The most visually striking element of this sword is the hilt, featuring a 'crooked' form and made from horn, likely water buffalo. This hilt shape recalls other sword handles encountered in Vietnam and at odds with more Chinese influenced straight grips. 

The blade is of a somewhat unusual style with a clipped tip, rather than the more common pointed forms found in guom. It is mounted with a tonku, or collar where the blade joins the handle, a feature common to Vietnamese arms and also encountered in dha/daab in some cases. The history and use of feature in has been described in a previous article.

Attributing rare and unusual swords is an often hazardous experience, however in this case we are quite lucky. A colonial period series of photographs from the early 20th century shows a local festival at the village of Binh Cach in the Thai Binh province.
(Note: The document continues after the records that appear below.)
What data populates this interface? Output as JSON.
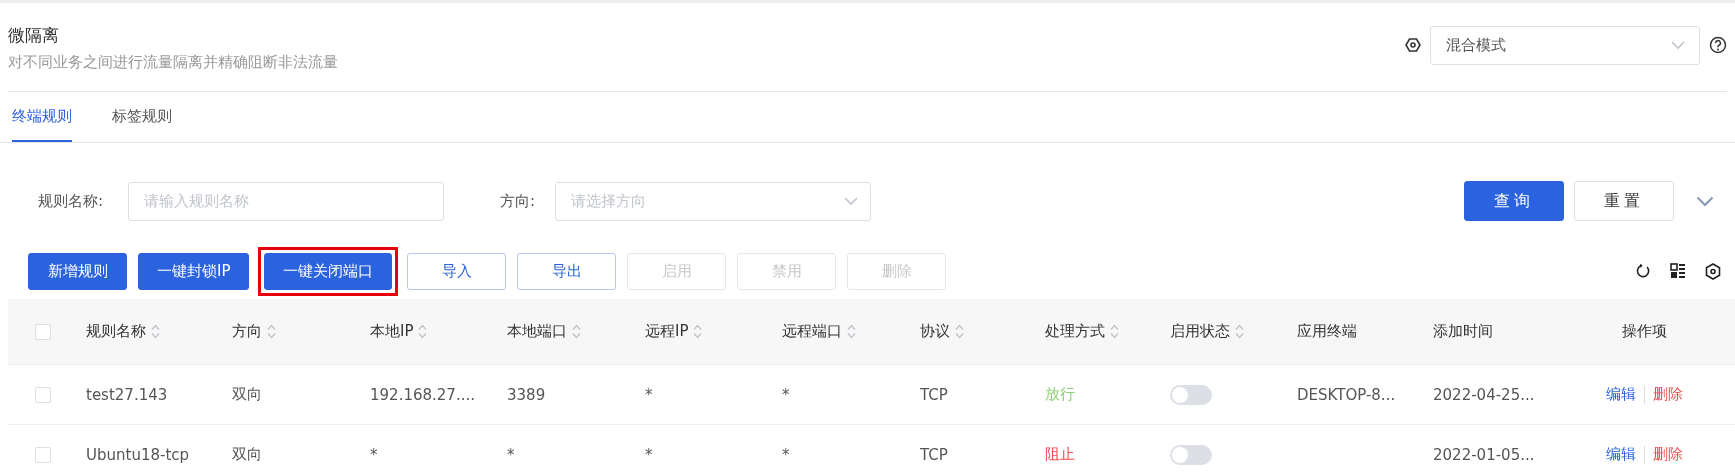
{
  "header": {
    "title": "微隔离",
    "subtitle": "对不同业务之间进行流量隔离并精确阻断非法流量",
    "mode_select": {
      "value": "混合模式"
    }
  },
  "tabs": [
    {
      "label": "终端规则",
      "selected": true
    },
    {
      "label": "标签规则",
      "selected": false
    }
  ],
  "filters": [
    {
      "label": "规则名称:",
      "kind": "input",
      "placeholder": "请输入规则名称"
    },
    {
      "label": "方向:",
      "kind": "select",
      "placeholder": "请选择方向"
    }
  ],
  "filter_buttons": [
    {
      "label": "查询",
      "kind": "primary"
    },
    {
      "label": "重置",
      "kind": "default"
    }
  ],
  "toolbar": [
    {
      "label": "新增规则",
      "kind": "primary",
      "disabled": false,
      "highlighted": false
    },
    {
      "label": "一键封锁IP",
      "kind": "primary",
      "disabled": false,
      "highlighted": false
    },
    {
      "label": "一键关闭端口",
      "kind": "primary",
      "disabled": false,
      "highlighted": true
    },
    {
      "label": "导入",
      "kind": "plain",
      "disabled": false,
      "highlighted": false
    },
    {
      "label": "导出",
      "kind": "plain",
      "disabled": false,
      "highlighted": false
    },
    {
      "label": "启用",
      "kind": "plain",
      "disabled": true,
      "highlighted": false
    },
    {
      "label": "禁用",
      "kind": "plain",
      "disabled": true,
      "highlighted": false
    },
    {
      "label": "删除",
      "kind": "plain",
      "disabled": true,
      "highlighted": false
    }
  ],
  "table": {
    "select_all": {
      "checked": false
    },
    "columns": [
      {
        "label": "规则名称",
        "sortable": true
      },
      {
        "label": "方向",
        "sortable": true
      },
      {
        "label": "本地IP",
        "sortable": true
      },
      {
        "label": "本地端口",
        "sortable": true
      },
      {
        "label": "远程IP",
        "sortable": true
      },
      {
        "label": "远程端口",
        "sortable": true
      },
      {
        "label": "协议",
        "sortable": true
      },
      {
        "label": "处理方式",
        "sortable": true
      },
      {
        "label": "启用状态",
        "sortable": true
      },
      {
        "label": "应用终端",
        "sortable": false
      },
      {
        "label": "添加时间",
        "sortable": false
      },
      {
        "label": "操作项",
        "sortable": false
      }
    ],
    "rows": [
      {
        "checked": false,
        "name": "test27.143",
        "direction": "双向",
        "local_ip": "192.168.27....",
        "local_port": "3389",
        "remote_ip": "*",
        "remote_port": "*",
        "protocol": "TCP",
        "action": {
          "text": "放行",
          "kind": "allow"
        },
        "enabled": {
          "on": false
        },
        "terminal": "DESKTOP-8...",
        "added": "2022-04-25...",
        "ops": [
          "编辑",
          "删除"
        ]
      },
      {
        "checked": false,
        "name": "Ubuntu18-tcp",
        "direction": "双向",
        "local_ip": "*",
        "local_port": "*",
        "remote_ip": "*",
        "remote_port": "*",
        "protocol": "TCP",
        "action": {
          "text": "阻止",
          "kind": "block"
        },
        "enabled": {
          "on": false
        },
        "added": "2022-01-05...",
        "ops": [
          "编辑",
          "删除"
        ]
      }
    ]
  }
}
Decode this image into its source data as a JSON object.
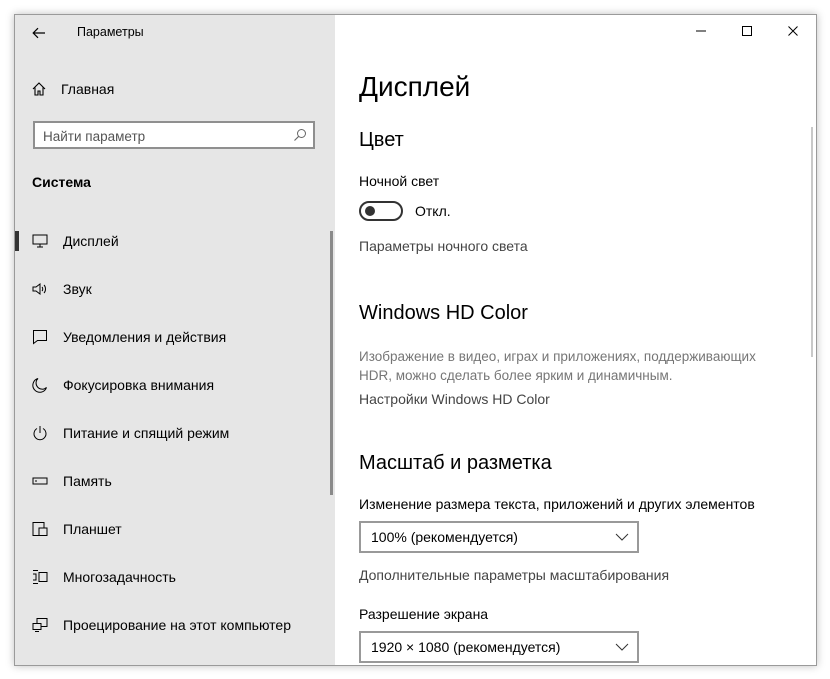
{
  "window": {
    "title": "Параметры"
  },
  "sidebar": {
    "home_label": "Главная",
    "search_placeholder": "Найти параметр",
    "section_title": "Система",
    "items": [
      {
        "label": "Дисплей",
        "icon": "monitor-icon",
        "active": true
      },
      {
        "label": "Звук",
        "icon": "speaker-icon"
      },
      {
        "label": "Уведомления и действия",
        "icon": "notification-icon"
      },
      {
        "label": "Фокусировка внимания",
        "icon": "moon-icon"
      },
      {
        "label": "Питание и спящий режим",
        "icon": "power-icon"
      },
      {
        "label": "Память",
        "icon": "storage-icon"
      },
      {
        "label": "Планшет",
        "icon": "tablet-icon"
      },
      {
        "label": "Многозадачность",
        "icon": "multitasking-icon"
      },
      {
        "label": "Проецирование на этот компьютер",
        "icon": "projecting-icon"
      }
    ]
  },
  "main": {
    "title": "Дисплей",
    "color": {
      "heading": "Цвет",
      "night_light_label": "Ночной свет",
      "night_light_state": "Откл.",
      "night_light_link": "Параметры ночного света"
    },
    "hdr": {
      "heading": "Windows HD Color",
      "description": "Изображение в видео, играх и приложениях, поддерживающих HDR, можно сделать более ярким и динамичным.",
      "link": "Настройки Windows HD Color"
    },
    "scale": {
      "heading": "Масштаб и разметка",
      "scale_label": "Изменение размера текста, приложений и других элементов",
      "scale_value": "100% (рекомендуется)",
      "advanced_link": "Дополнительные параметры масштабирования",
      "resolution_label": "Разрешение экрана",
      "resolution_value": "1920 × 1080 (рекомендуется)"
    }
  }
}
On modern day maps this falls into the Đông Xá district.

The photographs consist of a series of martial exhibitions such as fighting with pole-arms, wrestling and crucially, fighting with swords and shields. The swords can be clearly seen and have the same crooked hilts and cut tips.

A detailed close up reveals what appears to be a near identical match to the sword under discussion although of a seemingly more basic form and lacking the tonku and more elaborate elements of this example such as the ridged grip.

The dress of the men in these photos would seem to indicate they are of Kinh ethnicity, meaning that these swords were used by the majority Vietnamese population rather than being specific to an ethnic minority group.

The photos clearly show the use of large wicker shields in conjunction with these swords. This makes a great deal of sense once you have handled a sword like this, they are tip heavy and relatively long, designed for chopping strokes. The curved grip naturally positions the hand close to the guard.

The pommel 'plate' is another substantial piece of horn and the 'hoof' keeps the hand firmly in place.

While these period photos seem to date from 1928, this style of sword and shield fighting in Vietnam is much older. Illustrations from European visitors such as Samuel Baron during his visit of the Revival Lê Dynasty during the 1680's clearly depicts very similar fighting exhibitions.

The same style of wicker shield can be clearly seen. It is likely then that this sword style also has a long history and that this example could well date from the late 18th century to early 19th century as later pieces seem to favour simpler iron/steel mounts and lack elements like the large and thick tonku and guard.